Introduction to Data in Data Analysis

Introduction to Data in Data Analysis


Lesson Plan: Introduction to Data for Data Analysis

Lesson Objective

By the end of the session, learners will:

  • Understand what data is and its importance.
  • Learn the types and sources of data.
  • Grasp the basics of data collection, cleaning, and analysis.
  • Be introduced to the role of data in business insights and decision-making.

Lesson Outline

Understanding Data

  1. What is Data?

    • Definition of data: Data refers to raw facts and figures that can be processed to extract meaningful information. It can be structured (organized in tables) or unstructured (like text or images).
    • Data vs. Information: The transformation of data into meaningful insights. Data vs Information
    • Examples of data in everyday life (e.g., weather reports, social media metrics).
  2. Types of Data

  3. Sources of Data

    • Internal vs. External Sources:

      • Internal: Company databases, employee records.
      • External: Market research, social media analytics.
    • Primary vs. Secondary Data:

      • Primary: Surveys, interviews, experiments.
      • Secondary: Articles, government reports, public datasets.

      Reference(s): Sources of Data, What are data sources

    Activity: Brainstorm sources of data learners might encounter in daily life.


Why Data Matters

  1. The Role of Data in Modern Business

    • How data drives decision-making (examples: pricing strategies, market trends).
    • Real-world examples of data-driven companies (e.g., Amazon, Google).

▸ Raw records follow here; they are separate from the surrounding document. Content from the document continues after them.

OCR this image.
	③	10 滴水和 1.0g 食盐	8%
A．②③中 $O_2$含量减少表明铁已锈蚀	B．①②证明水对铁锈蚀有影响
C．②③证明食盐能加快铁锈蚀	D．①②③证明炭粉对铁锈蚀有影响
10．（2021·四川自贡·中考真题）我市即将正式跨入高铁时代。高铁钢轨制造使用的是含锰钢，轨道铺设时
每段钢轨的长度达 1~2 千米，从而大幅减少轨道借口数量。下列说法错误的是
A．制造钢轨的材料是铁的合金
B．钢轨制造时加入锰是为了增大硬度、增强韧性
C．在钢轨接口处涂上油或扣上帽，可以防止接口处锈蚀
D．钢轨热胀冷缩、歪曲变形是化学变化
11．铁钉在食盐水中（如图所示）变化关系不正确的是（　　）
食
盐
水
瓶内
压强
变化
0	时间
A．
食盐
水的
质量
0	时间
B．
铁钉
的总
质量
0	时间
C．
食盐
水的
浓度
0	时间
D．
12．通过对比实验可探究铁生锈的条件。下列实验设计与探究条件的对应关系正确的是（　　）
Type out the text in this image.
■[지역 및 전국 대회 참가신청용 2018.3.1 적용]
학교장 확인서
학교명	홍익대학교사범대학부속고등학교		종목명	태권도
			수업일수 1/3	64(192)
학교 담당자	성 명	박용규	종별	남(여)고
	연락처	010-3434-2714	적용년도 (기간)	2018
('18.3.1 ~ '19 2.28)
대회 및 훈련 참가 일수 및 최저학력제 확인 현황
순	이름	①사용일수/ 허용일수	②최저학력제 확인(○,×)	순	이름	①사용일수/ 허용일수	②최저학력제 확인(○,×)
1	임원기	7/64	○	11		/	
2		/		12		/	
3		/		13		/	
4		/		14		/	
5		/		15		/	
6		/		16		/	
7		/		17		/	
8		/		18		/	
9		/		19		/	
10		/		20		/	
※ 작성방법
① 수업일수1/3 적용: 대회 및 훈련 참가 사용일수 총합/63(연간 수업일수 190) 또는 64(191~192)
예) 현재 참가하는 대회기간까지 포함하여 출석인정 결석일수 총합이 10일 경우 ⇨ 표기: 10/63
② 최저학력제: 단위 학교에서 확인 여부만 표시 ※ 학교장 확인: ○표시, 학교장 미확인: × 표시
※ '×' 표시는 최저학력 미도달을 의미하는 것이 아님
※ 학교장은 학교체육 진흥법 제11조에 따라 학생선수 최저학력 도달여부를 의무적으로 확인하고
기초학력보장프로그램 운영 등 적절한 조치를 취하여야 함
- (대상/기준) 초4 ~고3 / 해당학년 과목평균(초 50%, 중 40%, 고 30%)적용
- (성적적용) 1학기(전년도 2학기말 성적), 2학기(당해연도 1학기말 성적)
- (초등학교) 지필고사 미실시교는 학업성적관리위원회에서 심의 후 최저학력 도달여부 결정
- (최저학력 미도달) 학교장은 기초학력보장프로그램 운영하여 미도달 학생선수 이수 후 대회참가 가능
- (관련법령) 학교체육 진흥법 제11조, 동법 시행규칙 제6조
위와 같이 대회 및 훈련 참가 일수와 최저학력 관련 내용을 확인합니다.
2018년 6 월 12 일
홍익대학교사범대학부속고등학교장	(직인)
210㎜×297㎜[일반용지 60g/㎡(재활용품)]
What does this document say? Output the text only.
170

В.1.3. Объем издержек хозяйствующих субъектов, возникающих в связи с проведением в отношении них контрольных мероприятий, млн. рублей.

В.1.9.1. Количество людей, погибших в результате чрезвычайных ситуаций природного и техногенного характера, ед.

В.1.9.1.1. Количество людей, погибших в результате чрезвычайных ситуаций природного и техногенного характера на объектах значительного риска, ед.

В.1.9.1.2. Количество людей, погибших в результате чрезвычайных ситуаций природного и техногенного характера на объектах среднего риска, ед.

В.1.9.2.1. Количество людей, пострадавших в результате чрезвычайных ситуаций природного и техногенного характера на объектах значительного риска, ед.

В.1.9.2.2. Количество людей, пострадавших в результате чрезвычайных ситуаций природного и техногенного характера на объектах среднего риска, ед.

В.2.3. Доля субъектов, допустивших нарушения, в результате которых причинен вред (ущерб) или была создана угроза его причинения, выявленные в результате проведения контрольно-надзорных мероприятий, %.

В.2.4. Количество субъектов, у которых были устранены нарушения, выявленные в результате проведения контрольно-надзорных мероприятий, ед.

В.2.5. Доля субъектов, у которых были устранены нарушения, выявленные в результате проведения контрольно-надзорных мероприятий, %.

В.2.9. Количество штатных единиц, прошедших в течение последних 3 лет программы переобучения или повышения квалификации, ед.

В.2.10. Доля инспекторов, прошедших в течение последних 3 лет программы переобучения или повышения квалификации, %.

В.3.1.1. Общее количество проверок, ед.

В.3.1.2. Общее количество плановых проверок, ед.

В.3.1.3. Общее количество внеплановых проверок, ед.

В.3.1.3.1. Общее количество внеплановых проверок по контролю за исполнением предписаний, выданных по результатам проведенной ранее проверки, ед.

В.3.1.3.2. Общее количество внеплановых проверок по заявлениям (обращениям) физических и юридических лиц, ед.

    Reference(s): Advantages of data driven decision making by Harvard Business School

  2. Applications of Data Analysis

    • Understanding customer behavior.
    • Improving operational efficiency.
    • Forecasting and risk management.
  3. Benefits of Data-Driven Decision-Making

    • Accuracy and precision in insights.
    • Competitive advantage in the market.
    • Cost reduction and profitability.

    Reference(s): Data driven decision making by Asana, A guide to data driven decision making by Tableau,

    Discussion: Learners share examples of how businesses around them use data.


Basics of Data Collection and Cleaning

  1. Data Collection Techniques

    • Surveys and Questionnaires.
    • Observations and Experiments.
    • Web scraping and API integration (brief mention).

    Reference(s): PiggyVest Savings Report 2023, PiggyVest Savings Report 2024, Data Collection by Simplilearn, Data Collection Techniques

  2. Introduction to Data Cleaning

    • Definition: Removing errors, duplicates, and inconsistencies.
    • Importance of clean data for accurate analysis.
    • Examples of errors: Typos, missing values, outliers.

    Reference(s): Data Cleansing by Wikipedia, What is data cleansing by Career Foundry, Data Cleaning by Career Foundry

    Activity: Display a messy dataset and ask learners to identify issues.


Data in Action

  1. Exploratory Data Analysis (EDA)

    • What is EDA? Gaining insights from raw data.
    • Overview of basic techniques:
      • Descriptive statistics: Mean, median, mode.
      • Visualizations: Bar charts, line graphs, scatter plots.
    • Walkthrough of a simple dataset in Excel or Google Sheets.

    Reference(s): Exploratory data analysis by IBM, Exploratory data analysis by Career Foundry

  2. Case Study: Data-Driven Insights

    • Present a real-life business scenario:
      • Example: Open Discussion on ways DDI can be applied in students’ current workplace, UNN ICT
    • Activity: Learners practice drawing insights from a simplified dataset.
  3. Future Steps in Data Analysis

    • Overview of advanced concepts:
      • Predictive analytics.
      • Machine learning.
    • Importance of continuous learning and practice.

    Reference(s): Predictive analysis by Harvard Business School, Predictive analysis by Investopedia, Predictive analysis by IBM, 5


Assessment

  • Questions throughout the session to gauge understanding.
  • Small group activity where learners summarize the session’s key points.
  • Optional: Provide a simple dataset for learners to analyze after class.

Homework

  • Research and note down 3 examples of how data is used in businesses or industries learners are interested in.
  • Explore and clean a small dataset using Excel or Google Sheets.